At the Drive-In: “Gator Bait” (1974)

Gator Bait
Claudia Jennings as Desiree Thibideau

“Pete Bracken, you horny bastard. That’s your sister!” This may be my favorite piece of dialogue ever written. It had me throwing my head back and laughing out loud. But it’s not just the silly dialogue that makes this film so memorable, it’s the unfiltered look of a swamp and the savagery that it inflicts on the people that go searching inside of it. It’s also the red-hot, red-headed sex-pot that was cast as Desiree Thibodeou, played by 1970’s playmate of the year, Claudia Jennings. ‘Gator Bait is pure 1970’s lowbudget, independent filmmaking at it’s best. It’s one of those films that you’d pay a quarter to see at a double-feature drive-in movie theater. You don’t pay to go see a well made film, you pay to go see the exploitive action, violence, and sex.

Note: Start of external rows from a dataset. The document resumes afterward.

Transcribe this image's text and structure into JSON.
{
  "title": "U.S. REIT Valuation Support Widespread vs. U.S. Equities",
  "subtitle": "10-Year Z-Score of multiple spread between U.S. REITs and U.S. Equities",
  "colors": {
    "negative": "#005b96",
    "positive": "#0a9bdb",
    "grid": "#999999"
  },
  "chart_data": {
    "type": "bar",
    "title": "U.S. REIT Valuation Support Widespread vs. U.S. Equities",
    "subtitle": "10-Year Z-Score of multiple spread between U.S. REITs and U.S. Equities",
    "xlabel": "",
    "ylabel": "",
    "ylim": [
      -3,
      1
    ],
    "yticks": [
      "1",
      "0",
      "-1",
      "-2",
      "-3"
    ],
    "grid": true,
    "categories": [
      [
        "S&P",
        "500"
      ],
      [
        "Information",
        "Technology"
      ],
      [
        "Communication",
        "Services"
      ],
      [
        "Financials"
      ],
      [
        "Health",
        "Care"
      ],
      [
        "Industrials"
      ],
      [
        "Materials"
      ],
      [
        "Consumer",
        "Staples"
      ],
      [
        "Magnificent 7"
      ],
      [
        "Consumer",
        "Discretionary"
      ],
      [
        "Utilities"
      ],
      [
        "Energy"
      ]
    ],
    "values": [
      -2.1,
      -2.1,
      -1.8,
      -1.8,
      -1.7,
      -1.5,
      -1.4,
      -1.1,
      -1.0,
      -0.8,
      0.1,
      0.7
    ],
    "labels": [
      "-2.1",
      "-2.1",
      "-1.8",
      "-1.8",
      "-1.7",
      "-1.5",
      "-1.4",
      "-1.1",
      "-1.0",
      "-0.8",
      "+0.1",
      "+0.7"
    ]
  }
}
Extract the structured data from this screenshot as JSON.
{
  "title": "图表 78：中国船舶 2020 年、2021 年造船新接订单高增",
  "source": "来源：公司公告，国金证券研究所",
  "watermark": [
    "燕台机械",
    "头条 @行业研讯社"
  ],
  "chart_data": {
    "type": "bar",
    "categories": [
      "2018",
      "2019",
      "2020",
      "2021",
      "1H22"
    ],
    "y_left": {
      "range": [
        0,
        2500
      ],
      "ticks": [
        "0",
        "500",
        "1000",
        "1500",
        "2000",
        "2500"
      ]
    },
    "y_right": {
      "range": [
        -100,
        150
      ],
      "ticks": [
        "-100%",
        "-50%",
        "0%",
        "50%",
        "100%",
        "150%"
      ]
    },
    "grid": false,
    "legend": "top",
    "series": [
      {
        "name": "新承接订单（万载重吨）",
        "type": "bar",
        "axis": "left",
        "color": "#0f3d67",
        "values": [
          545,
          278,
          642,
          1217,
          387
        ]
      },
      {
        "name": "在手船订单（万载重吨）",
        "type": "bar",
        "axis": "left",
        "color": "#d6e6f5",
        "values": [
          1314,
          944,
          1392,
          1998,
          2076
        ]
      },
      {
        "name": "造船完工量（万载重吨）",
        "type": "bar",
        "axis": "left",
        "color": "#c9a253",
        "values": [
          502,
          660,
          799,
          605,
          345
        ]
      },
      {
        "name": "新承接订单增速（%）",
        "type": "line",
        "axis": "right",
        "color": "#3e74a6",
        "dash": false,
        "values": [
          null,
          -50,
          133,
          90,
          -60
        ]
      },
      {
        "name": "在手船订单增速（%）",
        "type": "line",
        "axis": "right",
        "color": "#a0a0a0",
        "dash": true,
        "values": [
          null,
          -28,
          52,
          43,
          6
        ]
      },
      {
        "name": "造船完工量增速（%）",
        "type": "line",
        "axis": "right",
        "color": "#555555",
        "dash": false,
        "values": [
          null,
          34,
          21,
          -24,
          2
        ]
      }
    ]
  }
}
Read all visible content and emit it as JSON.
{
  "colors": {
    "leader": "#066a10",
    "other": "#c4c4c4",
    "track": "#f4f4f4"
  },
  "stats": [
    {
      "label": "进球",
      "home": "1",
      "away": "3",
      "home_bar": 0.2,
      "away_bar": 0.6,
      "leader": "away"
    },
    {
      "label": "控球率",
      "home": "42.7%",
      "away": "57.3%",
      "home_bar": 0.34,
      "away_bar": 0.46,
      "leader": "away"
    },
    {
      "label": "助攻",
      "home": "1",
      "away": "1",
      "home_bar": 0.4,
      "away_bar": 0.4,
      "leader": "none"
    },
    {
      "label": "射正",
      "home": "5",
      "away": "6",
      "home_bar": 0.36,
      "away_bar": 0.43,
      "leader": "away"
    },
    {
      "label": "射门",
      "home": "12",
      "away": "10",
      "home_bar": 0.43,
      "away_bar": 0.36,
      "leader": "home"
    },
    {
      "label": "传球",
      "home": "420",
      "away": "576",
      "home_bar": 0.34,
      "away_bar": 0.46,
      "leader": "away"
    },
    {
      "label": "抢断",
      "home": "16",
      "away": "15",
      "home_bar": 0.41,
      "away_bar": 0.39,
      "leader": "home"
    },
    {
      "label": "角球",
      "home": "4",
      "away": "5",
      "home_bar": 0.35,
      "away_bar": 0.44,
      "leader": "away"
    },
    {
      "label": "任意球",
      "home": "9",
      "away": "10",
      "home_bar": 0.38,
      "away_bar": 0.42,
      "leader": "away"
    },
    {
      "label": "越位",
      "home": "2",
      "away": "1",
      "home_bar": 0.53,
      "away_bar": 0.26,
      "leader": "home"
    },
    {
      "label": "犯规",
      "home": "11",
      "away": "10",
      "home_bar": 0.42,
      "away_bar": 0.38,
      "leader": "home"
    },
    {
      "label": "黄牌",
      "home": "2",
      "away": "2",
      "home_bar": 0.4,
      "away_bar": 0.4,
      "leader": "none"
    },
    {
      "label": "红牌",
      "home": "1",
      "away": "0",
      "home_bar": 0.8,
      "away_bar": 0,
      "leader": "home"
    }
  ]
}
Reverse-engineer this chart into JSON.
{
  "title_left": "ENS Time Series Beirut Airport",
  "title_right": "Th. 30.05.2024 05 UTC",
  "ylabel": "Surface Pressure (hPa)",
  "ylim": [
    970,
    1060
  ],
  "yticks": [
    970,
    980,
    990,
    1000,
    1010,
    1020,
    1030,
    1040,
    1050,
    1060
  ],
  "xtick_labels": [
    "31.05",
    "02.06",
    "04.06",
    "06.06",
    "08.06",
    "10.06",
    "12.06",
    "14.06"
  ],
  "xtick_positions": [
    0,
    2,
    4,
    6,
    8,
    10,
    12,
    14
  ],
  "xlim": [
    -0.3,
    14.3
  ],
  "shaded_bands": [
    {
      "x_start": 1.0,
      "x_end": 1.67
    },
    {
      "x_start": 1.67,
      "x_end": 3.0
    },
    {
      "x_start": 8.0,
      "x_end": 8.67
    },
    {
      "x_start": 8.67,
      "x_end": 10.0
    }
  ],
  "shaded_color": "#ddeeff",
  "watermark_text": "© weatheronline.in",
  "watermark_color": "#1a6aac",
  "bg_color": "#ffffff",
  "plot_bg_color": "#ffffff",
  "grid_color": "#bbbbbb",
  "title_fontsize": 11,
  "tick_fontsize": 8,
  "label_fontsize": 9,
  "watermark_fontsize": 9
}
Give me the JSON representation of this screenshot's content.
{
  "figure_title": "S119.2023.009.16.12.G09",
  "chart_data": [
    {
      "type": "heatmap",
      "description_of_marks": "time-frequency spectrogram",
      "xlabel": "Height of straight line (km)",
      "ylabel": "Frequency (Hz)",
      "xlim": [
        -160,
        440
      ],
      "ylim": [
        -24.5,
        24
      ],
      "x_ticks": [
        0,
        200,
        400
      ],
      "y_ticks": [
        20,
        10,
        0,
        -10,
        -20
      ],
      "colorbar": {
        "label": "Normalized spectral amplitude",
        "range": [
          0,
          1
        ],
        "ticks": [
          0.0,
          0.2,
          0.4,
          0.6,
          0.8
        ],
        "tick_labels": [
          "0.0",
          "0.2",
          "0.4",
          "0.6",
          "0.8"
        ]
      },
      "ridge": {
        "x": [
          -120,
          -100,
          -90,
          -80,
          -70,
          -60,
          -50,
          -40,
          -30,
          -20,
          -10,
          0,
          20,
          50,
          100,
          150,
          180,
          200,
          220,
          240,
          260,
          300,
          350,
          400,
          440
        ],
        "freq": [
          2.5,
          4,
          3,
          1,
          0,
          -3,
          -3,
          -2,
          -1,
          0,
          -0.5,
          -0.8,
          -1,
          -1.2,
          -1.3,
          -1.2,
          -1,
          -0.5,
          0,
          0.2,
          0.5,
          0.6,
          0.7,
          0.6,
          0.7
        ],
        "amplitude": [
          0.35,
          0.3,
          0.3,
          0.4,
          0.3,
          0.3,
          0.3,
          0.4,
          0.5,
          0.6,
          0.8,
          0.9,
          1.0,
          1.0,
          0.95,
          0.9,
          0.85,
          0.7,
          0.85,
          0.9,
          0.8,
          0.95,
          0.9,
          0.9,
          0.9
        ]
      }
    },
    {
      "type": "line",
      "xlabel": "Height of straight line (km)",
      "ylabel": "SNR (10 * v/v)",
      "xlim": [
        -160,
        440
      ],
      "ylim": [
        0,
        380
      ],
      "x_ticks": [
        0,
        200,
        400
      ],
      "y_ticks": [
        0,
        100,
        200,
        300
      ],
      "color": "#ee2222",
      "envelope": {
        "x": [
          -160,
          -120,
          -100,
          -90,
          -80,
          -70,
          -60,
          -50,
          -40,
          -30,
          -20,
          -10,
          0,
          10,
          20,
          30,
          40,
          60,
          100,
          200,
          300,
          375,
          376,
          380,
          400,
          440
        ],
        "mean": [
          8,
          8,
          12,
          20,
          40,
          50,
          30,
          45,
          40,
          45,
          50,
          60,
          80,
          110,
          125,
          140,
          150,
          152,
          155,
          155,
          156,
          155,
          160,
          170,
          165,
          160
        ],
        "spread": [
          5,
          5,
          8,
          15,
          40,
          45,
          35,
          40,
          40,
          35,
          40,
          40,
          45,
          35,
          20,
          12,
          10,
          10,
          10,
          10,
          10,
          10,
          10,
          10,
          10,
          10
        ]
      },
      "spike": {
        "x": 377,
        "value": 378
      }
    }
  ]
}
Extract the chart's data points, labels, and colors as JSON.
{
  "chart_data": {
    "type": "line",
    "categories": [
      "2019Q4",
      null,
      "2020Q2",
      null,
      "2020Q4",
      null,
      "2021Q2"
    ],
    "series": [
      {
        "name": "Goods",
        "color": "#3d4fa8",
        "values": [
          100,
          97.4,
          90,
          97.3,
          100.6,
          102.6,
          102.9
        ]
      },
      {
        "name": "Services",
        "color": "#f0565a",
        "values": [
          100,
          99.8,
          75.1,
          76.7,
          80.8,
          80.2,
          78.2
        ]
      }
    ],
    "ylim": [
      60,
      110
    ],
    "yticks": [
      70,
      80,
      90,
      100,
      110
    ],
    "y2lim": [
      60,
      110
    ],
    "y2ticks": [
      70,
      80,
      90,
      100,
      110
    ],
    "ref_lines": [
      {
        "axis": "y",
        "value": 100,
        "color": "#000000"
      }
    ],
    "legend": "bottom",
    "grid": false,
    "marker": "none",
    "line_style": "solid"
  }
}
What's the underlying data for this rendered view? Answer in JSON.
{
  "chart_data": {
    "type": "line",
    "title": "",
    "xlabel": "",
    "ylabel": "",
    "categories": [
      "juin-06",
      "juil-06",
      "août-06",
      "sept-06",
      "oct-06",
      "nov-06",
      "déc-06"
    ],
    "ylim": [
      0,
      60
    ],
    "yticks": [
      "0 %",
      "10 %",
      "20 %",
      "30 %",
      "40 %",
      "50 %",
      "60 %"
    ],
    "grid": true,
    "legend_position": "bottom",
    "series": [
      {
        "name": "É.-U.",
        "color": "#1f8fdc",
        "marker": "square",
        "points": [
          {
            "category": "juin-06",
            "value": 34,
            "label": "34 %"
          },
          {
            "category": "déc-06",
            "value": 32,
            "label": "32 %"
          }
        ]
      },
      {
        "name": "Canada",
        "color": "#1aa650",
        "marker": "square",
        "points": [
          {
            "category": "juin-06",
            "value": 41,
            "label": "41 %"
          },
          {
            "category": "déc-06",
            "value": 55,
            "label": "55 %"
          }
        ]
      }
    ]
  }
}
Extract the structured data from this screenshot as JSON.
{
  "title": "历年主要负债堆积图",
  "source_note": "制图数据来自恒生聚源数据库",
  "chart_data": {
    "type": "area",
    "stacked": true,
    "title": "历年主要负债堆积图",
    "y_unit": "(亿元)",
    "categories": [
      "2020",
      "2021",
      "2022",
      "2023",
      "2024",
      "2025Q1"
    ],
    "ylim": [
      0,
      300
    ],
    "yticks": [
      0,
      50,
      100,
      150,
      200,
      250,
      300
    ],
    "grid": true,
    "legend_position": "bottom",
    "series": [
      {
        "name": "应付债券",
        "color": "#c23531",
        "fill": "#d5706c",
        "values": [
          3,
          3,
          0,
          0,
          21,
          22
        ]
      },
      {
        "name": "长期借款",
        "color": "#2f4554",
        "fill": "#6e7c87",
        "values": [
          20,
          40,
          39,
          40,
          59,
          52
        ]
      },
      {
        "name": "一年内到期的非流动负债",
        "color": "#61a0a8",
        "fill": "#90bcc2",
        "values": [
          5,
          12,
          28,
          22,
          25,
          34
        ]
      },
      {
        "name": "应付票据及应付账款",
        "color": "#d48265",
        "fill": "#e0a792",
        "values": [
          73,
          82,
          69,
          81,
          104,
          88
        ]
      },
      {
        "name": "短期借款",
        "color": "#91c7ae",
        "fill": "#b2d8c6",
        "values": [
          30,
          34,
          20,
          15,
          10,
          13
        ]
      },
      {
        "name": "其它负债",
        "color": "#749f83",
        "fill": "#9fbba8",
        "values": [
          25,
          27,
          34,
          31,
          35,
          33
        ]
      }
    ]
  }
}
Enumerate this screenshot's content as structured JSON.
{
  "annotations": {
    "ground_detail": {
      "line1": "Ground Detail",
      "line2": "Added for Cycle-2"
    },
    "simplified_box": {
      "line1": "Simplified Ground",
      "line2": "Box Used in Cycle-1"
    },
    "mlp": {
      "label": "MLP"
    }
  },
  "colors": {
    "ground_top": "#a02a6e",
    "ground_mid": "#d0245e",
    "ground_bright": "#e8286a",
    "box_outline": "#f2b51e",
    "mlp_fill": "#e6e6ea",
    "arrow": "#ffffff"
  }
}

The film was produced by husband and wife moviemaking team, Ferd and Beverly Sebastian. They were Roger Corman’s of the 1970’s and 80’s with a string of successful lo-budget films. Now, when I say “successful” I don’t mean that their films were critically praised, but that they had gained an audience and the films returned, even profited, it’s money. It’s the kind of success that I admire: spend a little to make a whole lot.

‘Gator Bait was shot at a lake on the Louisiana/Texas border, using a single handheld 35mm camera. Ferd Sebastian was the director and cinematographer, and he set up some amazing shots. It’s rare that we ever see an entire film taking place in a swamp, and even though ‘Gator Bait was not shot in the far-reaching depths of the swamp, it still felt like it was. We’ve got cameras pushing past low hanging Spanish moss and in murky water. It all creates for a feeling of being trapped inside a marshy land where there’s no means of escape and danger lurks behind every bush.

Even though the film is crude, the story is intact and deserves some praise. It begins with Billy Boy, the sheriff’s dim witted son, and Ben Bracken, waiting for the allusive Desiree to collect an alligator from one of her traps. When she arrives, the boys give chase which ends with Ben Bracken being accidentally shot by Billy Boy. Instead of confessing to the shooting, Billy Boy tells his father that Desiree shot Ben and so begins the manhunt (or fiery-vixen-hunt) for Desiree Thibodeou. There’s a hardboiled tone to this southern crime story. It includes elements of rape, incest, murder, lies, and betrayal that all escalates to a shock ending of hidden truths. It may not be a staple piece of the crime genre, but it does have some note worthy dramatic moments that a crime writer can learn from. On top of all that, the film has a one-of-a-kind original folk song with vocals by Lee Darin.

So, if you’re ever in the mood to crack open a twelve pack of Budweiser and fart and scratch yourself into a dull stupor on the sofa with a movie, ‘Gator Bait might be the ideal choice. However, you should watch closely. The film may have its flaws, but it also has its unique brilliance that can only come from a drive-in movie of the 1970’s.